“Racial discourse has always been polyvalently mobile and capable of thriving in the face of uncertainty. Race as biology and race as culture are similarly mobile and flexible technologies. Focusing on race as a technology, as mediation, thus allows us to see the continuing function of race, regardless of its ‘essence.’ It also highlights the fact that race has never been simply biological or cultural, but rather a means by which both are established and negotiated.”

— Wendy Hui Kyong Chun, “Race and/as Technology or How to Do Things to Race” (2009)

 

As Wendy Hui Kyong Chun argued in 2009, we can more productively engage with the idea of race by approaching it not only as an object, out there to be examined by our cultural or scientific lenses, but as a technology, a technique, a doing instead of a being. So in what ways do our technological devices, ideas, platforms, and leisurely pursuits bring this doing into focus? How can we recognize the ways race gets done by the technologies around us? And how do we choose the ways we engage with, confront, or consume these technologies of race in our everyday lives?
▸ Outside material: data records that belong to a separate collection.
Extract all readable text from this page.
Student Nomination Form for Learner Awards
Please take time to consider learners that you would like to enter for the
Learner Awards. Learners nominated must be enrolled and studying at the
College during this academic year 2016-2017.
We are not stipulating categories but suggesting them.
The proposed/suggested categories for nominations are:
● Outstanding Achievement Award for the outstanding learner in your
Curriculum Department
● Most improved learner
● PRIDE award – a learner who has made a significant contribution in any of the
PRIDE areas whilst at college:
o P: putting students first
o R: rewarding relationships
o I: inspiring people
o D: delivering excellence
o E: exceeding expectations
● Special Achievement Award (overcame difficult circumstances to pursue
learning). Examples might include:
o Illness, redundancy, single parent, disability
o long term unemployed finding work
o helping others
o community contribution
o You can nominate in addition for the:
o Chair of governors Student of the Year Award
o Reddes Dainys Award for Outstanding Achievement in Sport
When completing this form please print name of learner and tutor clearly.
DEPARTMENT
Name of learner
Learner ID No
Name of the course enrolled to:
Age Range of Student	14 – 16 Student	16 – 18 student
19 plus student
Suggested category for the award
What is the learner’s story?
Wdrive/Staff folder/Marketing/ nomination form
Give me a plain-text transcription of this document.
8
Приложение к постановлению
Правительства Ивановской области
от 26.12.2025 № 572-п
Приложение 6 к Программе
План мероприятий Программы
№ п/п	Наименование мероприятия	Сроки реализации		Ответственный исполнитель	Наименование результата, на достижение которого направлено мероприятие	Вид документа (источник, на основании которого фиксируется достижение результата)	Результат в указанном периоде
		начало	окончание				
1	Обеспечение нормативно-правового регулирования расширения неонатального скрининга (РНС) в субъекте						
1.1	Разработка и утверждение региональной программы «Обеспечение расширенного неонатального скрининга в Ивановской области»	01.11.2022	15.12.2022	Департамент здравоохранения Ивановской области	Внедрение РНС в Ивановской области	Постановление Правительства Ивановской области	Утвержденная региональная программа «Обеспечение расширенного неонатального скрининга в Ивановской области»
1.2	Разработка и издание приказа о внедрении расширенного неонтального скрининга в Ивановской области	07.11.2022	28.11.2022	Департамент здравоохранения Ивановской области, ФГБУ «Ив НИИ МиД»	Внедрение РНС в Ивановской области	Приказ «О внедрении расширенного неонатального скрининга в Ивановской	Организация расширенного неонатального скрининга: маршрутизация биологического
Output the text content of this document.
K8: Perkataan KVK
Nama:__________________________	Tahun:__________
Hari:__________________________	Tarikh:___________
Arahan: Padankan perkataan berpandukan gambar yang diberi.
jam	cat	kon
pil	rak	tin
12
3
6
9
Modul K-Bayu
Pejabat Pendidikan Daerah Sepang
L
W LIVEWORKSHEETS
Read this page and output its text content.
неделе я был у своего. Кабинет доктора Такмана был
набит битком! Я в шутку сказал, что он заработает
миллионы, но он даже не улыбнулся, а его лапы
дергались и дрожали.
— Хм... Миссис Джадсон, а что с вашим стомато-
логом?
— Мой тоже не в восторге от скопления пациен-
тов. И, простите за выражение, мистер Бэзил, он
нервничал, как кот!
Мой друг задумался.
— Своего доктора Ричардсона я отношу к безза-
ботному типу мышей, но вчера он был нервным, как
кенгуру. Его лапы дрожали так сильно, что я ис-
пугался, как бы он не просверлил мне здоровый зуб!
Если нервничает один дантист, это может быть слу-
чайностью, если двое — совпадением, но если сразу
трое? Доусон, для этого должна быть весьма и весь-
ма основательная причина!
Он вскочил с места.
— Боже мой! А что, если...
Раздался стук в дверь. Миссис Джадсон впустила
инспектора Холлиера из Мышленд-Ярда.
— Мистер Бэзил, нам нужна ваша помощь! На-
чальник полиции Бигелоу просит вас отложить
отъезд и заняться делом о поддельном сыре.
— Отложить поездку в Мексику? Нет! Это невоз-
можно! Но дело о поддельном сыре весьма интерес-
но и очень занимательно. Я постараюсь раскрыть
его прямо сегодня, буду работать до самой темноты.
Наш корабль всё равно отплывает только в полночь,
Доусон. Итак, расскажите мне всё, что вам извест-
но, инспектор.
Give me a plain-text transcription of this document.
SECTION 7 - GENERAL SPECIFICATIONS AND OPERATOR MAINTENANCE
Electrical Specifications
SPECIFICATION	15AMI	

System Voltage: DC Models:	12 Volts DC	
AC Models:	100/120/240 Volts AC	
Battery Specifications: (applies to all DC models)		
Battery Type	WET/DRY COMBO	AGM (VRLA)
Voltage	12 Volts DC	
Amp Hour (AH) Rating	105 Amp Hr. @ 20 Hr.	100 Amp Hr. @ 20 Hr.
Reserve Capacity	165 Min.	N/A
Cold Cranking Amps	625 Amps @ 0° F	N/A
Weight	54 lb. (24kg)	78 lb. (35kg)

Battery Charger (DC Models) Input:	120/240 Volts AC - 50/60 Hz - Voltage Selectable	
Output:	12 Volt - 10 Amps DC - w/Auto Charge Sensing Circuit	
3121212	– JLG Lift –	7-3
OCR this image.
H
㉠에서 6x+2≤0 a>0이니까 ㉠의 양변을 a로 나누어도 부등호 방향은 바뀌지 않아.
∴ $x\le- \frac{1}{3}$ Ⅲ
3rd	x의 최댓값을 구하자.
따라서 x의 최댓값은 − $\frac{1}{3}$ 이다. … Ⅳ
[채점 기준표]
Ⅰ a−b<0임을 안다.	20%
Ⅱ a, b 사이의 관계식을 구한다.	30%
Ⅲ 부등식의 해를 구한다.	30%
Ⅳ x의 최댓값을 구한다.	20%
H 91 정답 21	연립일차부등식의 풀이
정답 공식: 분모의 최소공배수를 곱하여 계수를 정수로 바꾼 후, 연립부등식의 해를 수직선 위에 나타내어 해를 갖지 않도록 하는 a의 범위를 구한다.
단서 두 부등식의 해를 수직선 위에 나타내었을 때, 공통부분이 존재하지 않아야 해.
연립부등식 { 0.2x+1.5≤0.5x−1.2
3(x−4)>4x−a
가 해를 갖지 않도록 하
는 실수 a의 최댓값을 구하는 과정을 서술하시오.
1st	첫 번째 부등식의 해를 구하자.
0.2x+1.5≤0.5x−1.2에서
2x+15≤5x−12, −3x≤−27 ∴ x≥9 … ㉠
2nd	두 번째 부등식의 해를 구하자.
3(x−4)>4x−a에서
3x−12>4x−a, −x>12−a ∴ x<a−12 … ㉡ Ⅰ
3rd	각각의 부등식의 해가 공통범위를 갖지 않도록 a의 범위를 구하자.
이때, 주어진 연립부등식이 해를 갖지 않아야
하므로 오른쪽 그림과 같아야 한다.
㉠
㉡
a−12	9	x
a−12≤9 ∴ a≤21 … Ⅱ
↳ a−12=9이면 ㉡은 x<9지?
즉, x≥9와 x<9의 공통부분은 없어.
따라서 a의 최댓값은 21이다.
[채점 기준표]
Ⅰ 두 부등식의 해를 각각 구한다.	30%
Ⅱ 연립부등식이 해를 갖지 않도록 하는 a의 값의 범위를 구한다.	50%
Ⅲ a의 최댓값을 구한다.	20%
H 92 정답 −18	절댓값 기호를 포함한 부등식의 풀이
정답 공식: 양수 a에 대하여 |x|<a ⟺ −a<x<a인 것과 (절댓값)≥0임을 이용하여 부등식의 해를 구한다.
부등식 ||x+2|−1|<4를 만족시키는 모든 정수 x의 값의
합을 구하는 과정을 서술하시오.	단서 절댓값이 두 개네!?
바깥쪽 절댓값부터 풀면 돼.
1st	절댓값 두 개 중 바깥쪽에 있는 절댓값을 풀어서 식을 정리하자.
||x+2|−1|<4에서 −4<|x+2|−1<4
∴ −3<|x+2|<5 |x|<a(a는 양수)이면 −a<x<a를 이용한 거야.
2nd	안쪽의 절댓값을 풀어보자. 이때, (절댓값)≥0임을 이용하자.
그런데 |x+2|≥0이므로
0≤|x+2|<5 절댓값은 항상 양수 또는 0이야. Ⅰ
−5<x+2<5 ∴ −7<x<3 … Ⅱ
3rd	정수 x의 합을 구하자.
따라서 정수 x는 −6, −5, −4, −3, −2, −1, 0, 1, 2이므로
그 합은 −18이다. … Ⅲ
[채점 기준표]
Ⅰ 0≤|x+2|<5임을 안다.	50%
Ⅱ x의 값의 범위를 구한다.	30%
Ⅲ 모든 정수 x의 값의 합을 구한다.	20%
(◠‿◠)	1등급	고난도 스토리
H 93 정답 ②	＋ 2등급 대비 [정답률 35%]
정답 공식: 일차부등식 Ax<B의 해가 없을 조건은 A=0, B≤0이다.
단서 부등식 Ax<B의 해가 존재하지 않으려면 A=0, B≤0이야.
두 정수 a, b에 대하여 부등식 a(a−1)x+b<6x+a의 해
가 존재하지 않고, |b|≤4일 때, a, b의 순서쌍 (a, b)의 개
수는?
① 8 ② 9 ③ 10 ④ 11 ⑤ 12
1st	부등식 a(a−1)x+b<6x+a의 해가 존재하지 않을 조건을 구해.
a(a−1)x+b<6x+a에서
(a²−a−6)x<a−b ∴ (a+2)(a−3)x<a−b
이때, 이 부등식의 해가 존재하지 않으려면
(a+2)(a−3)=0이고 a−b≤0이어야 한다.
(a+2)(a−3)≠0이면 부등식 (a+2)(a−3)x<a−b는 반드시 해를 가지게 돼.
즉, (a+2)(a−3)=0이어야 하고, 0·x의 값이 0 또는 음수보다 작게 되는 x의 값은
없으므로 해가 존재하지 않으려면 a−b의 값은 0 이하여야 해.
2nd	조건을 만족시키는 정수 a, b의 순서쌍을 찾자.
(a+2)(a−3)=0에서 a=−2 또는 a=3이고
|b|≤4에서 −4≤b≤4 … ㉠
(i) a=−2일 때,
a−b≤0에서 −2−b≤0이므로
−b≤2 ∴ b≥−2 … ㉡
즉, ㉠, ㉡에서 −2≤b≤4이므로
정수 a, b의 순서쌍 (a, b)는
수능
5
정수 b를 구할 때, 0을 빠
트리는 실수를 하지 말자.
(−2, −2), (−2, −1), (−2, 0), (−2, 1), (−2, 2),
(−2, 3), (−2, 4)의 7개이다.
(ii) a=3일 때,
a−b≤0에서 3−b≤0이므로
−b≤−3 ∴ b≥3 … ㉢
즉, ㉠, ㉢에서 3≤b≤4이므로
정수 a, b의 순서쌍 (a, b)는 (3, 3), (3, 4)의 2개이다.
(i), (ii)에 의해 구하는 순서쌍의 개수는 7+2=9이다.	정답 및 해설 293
Questions of race surround us all, as racial questions were revealed, emphasized, or raised anew amidst the global pandemic. As such, this symposium asks us to reflect on the ways technologies can affect the ways we see, understand, and perpetuate differences in the world consciously or unconsciously.

While this year’s symposium will be different from previous iterations due to the public health concerns associated with COVID-19, we are still looking forward to some important and thought-provoking discussions in and around the way technologies and identities intersect and shape each other, from talks by our distinguished keynote speakers, to workshops with CRDM graduate students and a LEGO-side chat with our program director and an alumnus, we hope you will join us this year for a sensational digital event.